連載記事23 120%の完成度がプロ中のプロ

先日、お取引先のホテル様の会合に参加させて頂いた時に、久々に共感を得た講演を聞いた。「プロ中のプロ」という題目で、大手テレビ局の野球の実況担当などで活躍されたかなり有名な方のお話だったが、現代のホテルやサービス業には、本当に大切なお話だと思った。

特に、私が共感を得たのは、「プロの完成度は常に120%を目指さなければならない」というところで、この連載でも以前に書いたが、私も常日頃コンサルティングなどで、サービス業の満足は、100%は当たり前、120%を達成して初めて、素晴らしかったと感動して貰えると言っており、なぜか120%という数字まで同じだった。

私が、横浜のホテルのオープンスタッフで、宴会部の責任者をしていた当時、いくつかのホテルウエイがあった。それは日本一のホテルを真剣に目指すため、常にアソシエイツとして自分たちのスローガン的なものであった。その中には、Be crazyやNever say Noという言葉があったり、常に携帯を義務付けられていた名刺サイズの冊子には、Value, Vision, Missionという要するにプロとしての心得が書いてあった。

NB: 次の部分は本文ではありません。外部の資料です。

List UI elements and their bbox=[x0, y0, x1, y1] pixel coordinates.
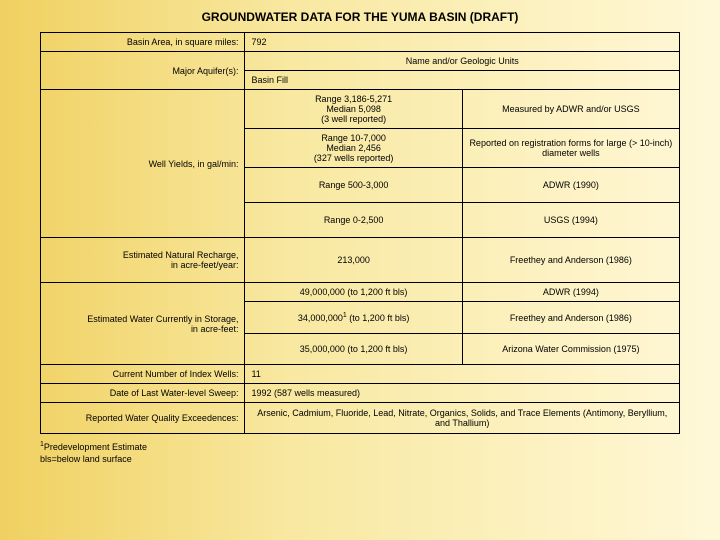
storage3-source: Arizona Water Commission (1975) bbox=[462, 334, 679, 365]
major-aquifer-label: Major Aquifer(s): bbox=[41, 52, 245, 90]
well-yields-label: Well Yields, in gal/min: bbox=[41, 90, 245, 238]
yield3-range: Range 500-3,000 bbox=[245, 168, 462, 203]
yield3-source: ADWR (1990) bbox=[462, 168, 679, 203]
table-row: Basin Area, in square miles: 792 bbox=[41, 33, 680, 52]
storage1-source: ADWR (1994) bbox=[462, 283, 679, 302]
sweep-label: Date of Last Water-level Sweep: bbox=[41, 384, 245, 403]
table-row: Major Aquifer(s): Name and/or Geologic U… bbox=[41, 52, 680, 71]
table-row: Well Yields, in gal/min: Range 3,186-5,2… bbox=[41, 90, 680, 129]
quality-label: Reported Water Quality Exceedences: bbox=[41, 403, 245, 434]
yield1-source: Measured by ADWR and/or USGS bbox=[462, 90, 679, 129]
index-wells-value: 11 bbox=[245, 365, 680, 384]
footnote: 1Predevelopment Estimate bls=below land … bbox=[40, 440, 680, 465]
basin-area-label: Basin Area, in square miles: bbox=[41, 33, 245, 52]
recharge-source: Freethey and Anderson (1986) bbox=[462, 238, 679, 283]
table-row: Estimated Natural Recharge, in acre-feet… bbox=[41, 238, 680, 283]
quality-value: Arsenic, Cadmium, Fluoride, Lead, Nitrat… bbox=[245, 403, 680, 434]
yield1-range: Range 3,186-5,271 Median 5,098 (3 well r… bbox=[245, 90, 462, 129]
table-row: Date of Last Water-level Sweep: 1992 (58… bbox=[41, 384, 680, 403]
yield2-range: Range 10-7,000 Median 2,456 (327 wells r… bbox=[245, 129, 462, 168]
storage2-source: Freethey and Anderson (1986) bbox=[462, 302, 679, 334]
data-table: Basin Area, in square miles: 792 Major A… bbox=[40, 32, 680, 434]
yield4-range: Range 0-2,500 bbox=[245, 203, 462, 238]
page-title: GROUNDWATER DATA FOR THE YUMA BASIN (DRA… bbox=[40, 10, 680, 24]
storage3-value: 35,000,000 (to 1,200 ft bls) bbox=[245, 334, 462, 365]
yield4-source: USGS (1994) bbox=[462, 203, 679, 238]
basin-area-value: 792 bbox=[245, 33, 680, 52]
storage2-value: 34,000,0001 (to 1,200 ft bls) bbox=[245, 302, 462, 334]
recharge-label: Estimated Natural Recharge, in acre-feet… bbox=[41, 238, 245, 283]
recharge-value: 213,000 bbox=[245, 238, 462, 283]
index-wells-label: Current Number of Index Wells: bbox=[41, 365, 245, 384]
table-row: Current Number of Index Wells: 11 bbox=[41, 365, 680, 384]
yield2-source: Reported on registration forms for large… bbox=[462, 129, 679, 168]
storage-label: Estimated Water Currently in Storage, in… bbox=[41, 283, 245, 365]
name-units-header: Name and/or Geologic Units bbox=[245, 52, 680, 71]
storage1-value: 49,000,000 (to 1,200 ft bls) bbox=[245, 283, 462, 302]
major-aquifer-value: Basin Fill bbox=[245, 71, 680, 90]
table-row: Reported Water Quality Exceedences: Arse… bbox=[41, 403, 680, 434]
table-row: Estimated Water Currently in Storage, in… bbox=[41, 283, 680, 302]
sweep-value: 1992 (587 wells measured) bbox=[245, 384, 680, 403]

15年も前の話であるが、組織の上から下まで共通の価値観と目標を持ち、プロとしての使命を果たすという心得があり、約1000名の社員とホテルに関わる人たちが、同じベクトルで行動すれば、大概の目標は叶うであろうと思った。

当時を振り返ってみると、本当に良い経験をさせて頂いたと今でも感謝している。
現在、ブラック企業が話題を賑わしているが、勤務体系や勤務時間だけを取り上げると、昔からサービス業界はブラック企業だったと思う。しかし、職場には、思いやりや愛情、助け合いがあり、現代のブラック企業に見られる精神面での殺伐さはなかった。

私自身も、健気にも当時は本気で日本一のホテルにしたいと思っており、少なくとも自分の担当部署だけでもそうありたいと真剣に思っていたので、朝まで仕事をして、椅子をリクライニングさせて1~2時間の仮眠をとって1日のスタートをきることも週に何度かあった。

私の最も尊敬する外国人の総支配人は、「責任者は常にwalking, walking, walking」だと教えてくれた。なので、彼も私の事務所を訪れる。常に前述したような体制で仕事をしているので、夕食を済ますと睡魔が物凄い勢いで襲ってきて、私が椅子をリクライニングさせて寝ていると、GMがやってきて、「What are you doing?」と寝ている私と周囲に向かってわざと質問する。私も常に熟睡しているわけではないので、片目を開けて、「I am thinking.」と答えると納得しない様子ではあるが、OKといって首をかしげながら帰って行く。

これもWalkingするGMの、全てを熟知した思いやりだったと思う。そして、私も彼のそういった思いやりに、これじゃいかんと襟を正し、そこに、言葉にはしなくとも強固な信頼関係が生まれていたような気がする。

このような考え方は、所謂「職人気質」という言葉で表わされるものである。戦後の日本が高度成長期をへて経済大国になれたのも職人気質のなせる業であったと思う。ある時期から、企業にとって職人は嫌われ、何でも幅広く仕事をこなす人材が求められてきたが、以前にも申し上げた通り、何でも出来るという人ほど結果的に何にも出来ないことが多い。

サービス業に限った事ではないが、現在は境目を失っているような気がする。プロと素人の境目、普通と詐欺の境目など、境目を失うことでその本質がどんどん薄まり、本物を見失ってしまう。
私は、約30年間、ブライダルを通して世の中をみてきたが、時代背景によってトレンドは変化しても、トレンドによって本質を変化させてはいけないように思う。
その為にもプロの存在が必要であり、「プロ中のプロ」を育てることが今後の企業にとって重要な課題であろう。